Second Opinion
I walked into the office of Transcendental Review with the appointment slip in my pocket. The sweat on my fingers had dulled the ink when I handed it in at the front desk. The nurse behind the desk was a three-hundred-pound Samoan transexual with a thin black mustache and white beehive wig. She glanced at it, tilting her head slightly, the beehive undisturbed. With one finger she pointed to the staircase beside her desk.
“The doctor is ready to see you now.” Her voice was a high-pitched castrato that rang through the bones of the place like a broken bell.
I went up the stairs and down the hallway. The walls were hung with pictures of Roman orgies and Druid rituals. A portrait of a man standing on a hilltop with a blazing fire and bright gleaming stars above him was framed beside the door of Dr. M Holbert, resident analyst. I knocked and a tall thin man in a grey three piece suit answered the door. His hair was thinning, his eyes were steel blue and his face was sunken.
“Welcome my boy! Come in and have a seat.” His presence proved warmer than his initial appearance. I took a seat on the large tweed sofa opposite his chair.
“Now, Mr.________ I understand you have been experiencing episodes of transcendental distress.”
I explained the nature of the nightmares and hallucinations I had been suffering from. I told him about how I had seen a nun carrying an electric cross down to the East River, the man I watched pull out his teeth to pay for a pack of cigarettes and the conversation I overheard between two house flies.
“Surely these episodes are not without warrant. It never occurred to you that these could mean something?”
“Doctor, you can’t be serious!”
“As serious as an icicle to an eye socket my dear.” he smiled, sitting in his large red leather chair.
“Don’t you understand that these things have put me in a desperate position. The house flies had voices. They sounded like Cary Grant and James Mason.”
“But of course!” the doctor declared with disturbing conviction. “The nightmares you have described are visions of the future.”
I felt a pit of helplessness in my stomach but also some relief. What I had been seeing seemed to be brought on by the chaos of the world. It also became clear that this doctor was incurably insane.
“It is only a matter of time, my boy, before the entire structure of society has collapsed. Police openly killing in the streets. Boys with fishhooks in their eyes and toe jam crammed in their gums from licking the feet of rich old men. Politicians who pay to see broken light bulbs crammed into the mouths of loud children.” He was in some sort trance state. I decided to run for it, I didn’t think he would notice.
Suddenly a large cockroach breaks down the office door. It is carrying a suitcase which it sets down and opens to reveal a twenty gauge double barrel shotgun.
It hands me the weapon saying “Kill this quack. He is of no use to you or anyone.”
“I can’t!” I say in anguish.
“You musssssttttt” it hisses with a voice like a thousand of its brethren materializing from behind paper-skinned walls.
I refuse once more to which the creature extends one of its long appendages and skewered the crazed doctor through the throat. He drops into a pool of blood on the carpet. The insect turns to me with similar intentions but I blast it clean with the shotgun, sending white brain matter spraying across the wall.

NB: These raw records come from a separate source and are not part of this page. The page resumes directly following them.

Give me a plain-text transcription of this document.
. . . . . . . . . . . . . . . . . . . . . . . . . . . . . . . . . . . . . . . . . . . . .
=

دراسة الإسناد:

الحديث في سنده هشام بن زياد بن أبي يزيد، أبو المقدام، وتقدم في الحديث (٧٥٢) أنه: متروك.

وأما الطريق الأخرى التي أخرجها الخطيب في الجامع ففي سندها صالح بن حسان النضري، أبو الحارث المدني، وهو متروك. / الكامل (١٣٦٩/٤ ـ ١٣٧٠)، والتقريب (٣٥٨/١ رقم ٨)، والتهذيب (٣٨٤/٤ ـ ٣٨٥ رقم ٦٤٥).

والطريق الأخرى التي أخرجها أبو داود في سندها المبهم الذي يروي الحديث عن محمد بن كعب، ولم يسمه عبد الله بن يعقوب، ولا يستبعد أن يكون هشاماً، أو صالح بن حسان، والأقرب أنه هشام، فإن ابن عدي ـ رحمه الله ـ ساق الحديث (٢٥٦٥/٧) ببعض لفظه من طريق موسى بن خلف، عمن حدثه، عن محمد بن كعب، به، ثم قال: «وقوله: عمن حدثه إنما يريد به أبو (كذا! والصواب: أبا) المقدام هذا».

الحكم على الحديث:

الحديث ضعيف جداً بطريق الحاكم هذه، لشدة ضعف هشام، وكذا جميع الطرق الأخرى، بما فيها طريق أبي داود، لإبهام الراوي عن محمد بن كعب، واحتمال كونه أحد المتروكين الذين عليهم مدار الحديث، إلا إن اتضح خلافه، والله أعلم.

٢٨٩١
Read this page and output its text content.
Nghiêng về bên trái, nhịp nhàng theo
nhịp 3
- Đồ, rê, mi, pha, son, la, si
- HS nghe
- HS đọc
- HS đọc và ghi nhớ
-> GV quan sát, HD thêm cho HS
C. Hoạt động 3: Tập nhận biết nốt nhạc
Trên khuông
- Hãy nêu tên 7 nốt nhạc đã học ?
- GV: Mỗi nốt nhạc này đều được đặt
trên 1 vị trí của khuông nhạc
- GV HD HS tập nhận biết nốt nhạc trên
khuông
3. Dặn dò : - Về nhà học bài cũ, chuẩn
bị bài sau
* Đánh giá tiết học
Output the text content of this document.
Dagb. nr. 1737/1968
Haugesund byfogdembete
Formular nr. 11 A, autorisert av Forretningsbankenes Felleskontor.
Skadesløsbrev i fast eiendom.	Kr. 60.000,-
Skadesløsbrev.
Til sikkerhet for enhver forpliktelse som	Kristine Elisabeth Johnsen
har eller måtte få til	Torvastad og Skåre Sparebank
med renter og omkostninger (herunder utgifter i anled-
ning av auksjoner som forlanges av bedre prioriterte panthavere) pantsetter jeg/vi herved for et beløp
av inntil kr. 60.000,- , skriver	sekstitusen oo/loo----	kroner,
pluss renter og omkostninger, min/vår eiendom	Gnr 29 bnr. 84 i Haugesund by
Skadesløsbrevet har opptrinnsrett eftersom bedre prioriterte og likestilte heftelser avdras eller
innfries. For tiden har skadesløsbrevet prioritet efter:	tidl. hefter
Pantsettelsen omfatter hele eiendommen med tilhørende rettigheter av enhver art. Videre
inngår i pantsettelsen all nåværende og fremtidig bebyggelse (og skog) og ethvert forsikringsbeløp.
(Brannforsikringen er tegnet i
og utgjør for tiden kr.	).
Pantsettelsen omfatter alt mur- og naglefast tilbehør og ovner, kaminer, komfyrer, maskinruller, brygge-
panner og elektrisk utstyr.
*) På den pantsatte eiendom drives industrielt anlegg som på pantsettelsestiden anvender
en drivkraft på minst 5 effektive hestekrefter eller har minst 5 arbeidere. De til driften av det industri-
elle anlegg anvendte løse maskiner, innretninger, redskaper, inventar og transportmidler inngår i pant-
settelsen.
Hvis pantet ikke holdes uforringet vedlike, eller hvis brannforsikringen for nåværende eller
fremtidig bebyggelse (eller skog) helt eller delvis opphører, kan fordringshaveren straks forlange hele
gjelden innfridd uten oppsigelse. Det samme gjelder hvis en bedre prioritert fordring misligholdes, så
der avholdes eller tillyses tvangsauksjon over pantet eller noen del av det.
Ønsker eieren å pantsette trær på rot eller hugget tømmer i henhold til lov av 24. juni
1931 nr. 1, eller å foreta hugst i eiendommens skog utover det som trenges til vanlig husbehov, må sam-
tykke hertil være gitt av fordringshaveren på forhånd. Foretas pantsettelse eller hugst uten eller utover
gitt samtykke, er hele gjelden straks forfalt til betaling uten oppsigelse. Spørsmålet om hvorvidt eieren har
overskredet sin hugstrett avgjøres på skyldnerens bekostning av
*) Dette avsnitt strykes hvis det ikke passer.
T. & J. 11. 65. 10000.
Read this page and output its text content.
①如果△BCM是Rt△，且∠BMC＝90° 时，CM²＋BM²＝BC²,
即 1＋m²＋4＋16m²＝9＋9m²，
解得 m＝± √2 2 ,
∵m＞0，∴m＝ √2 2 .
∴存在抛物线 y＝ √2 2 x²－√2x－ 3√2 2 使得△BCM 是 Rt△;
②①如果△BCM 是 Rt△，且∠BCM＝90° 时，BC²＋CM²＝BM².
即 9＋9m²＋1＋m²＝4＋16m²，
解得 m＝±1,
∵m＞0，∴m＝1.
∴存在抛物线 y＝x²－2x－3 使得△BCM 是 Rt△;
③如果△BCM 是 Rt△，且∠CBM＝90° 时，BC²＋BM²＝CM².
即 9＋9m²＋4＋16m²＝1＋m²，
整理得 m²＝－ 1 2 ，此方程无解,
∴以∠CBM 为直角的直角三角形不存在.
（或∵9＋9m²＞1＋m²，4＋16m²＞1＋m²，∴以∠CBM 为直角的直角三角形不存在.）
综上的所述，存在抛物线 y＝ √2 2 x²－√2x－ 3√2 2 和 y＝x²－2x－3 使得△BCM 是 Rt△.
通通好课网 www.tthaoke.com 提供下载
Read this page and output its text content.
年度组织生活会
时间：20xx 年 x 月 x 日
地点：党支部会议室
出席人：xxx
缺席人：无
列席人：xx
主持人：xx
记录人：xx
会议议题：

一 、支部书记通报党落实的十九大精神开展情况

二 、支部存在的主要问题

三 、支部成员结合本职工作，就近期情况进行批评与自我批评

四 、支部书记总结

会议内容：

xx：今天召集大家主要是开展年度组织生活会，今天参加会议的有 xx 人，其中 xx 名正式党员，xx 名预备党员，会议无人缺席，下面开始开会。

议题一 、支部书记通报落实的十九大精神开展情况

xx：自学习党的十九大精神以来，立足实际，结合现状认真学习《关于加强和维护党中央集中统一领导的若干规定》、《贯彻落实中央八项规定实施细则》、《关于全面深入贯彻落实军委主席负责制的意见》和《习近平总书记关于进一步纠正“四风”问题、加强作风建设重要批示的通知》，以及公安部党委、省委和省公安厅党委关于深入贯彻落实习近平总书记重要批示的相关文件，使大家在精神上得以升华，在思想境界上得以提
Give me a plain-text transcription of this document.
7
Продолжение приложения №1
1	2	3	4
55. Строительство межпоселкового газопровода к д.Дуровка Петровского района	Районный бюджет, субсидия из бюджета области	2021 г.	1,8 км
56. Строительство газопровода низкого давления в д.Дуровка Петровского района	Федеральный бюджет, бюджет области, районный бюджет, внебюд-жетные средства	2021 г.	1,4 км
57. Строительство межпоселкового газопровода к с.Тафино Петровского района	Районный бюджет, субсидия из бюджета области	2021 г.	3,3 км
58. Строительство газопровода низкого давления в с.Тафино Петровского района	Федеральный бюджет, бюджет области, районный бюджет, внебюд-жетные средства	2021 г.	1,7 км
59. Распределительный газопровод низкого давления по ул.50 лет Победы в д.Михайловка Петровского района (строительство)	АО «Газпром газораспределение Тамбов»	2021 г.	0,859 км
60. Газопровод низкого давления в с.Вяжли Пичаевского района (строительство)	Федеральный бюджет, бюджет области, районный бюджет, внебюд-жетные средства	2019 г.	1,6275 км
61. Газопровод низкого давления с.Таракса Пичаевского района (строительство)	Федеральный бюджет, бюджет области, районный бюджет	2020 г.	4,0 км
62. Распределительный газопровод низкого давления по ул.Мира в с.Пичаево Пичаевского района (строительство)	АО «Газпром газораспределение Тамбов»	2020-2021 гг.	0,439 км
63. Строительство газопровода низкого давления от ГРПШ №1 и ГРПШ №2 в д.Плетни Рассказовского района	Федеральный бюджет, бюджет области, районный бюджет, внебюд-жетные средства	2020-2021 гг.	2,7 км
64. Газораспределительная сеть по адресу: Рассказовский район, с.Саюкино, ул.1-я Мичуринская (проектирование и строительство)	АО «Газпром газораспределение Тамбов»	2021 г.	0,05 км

The nurse came running up to find me standing there surrounded by carnage. I drop the gun and fumbled for a cigarette with shaking hands.
“What have they done to you?” she cries
“I only killed the bug,” I say defensively “It killed Holbert!”
She drops to her knees sobbing at the doctor’s side. Their relationship must have been more than exclusively professional.
“How the hell did that thing even get in here?”
“Through the pipes.” she wailed.
I apologized and stepped around her as she held the dead man in her arms against her gargantuan sagging breasts. I have no time to mourn for the doctor, my sanity, or the bug.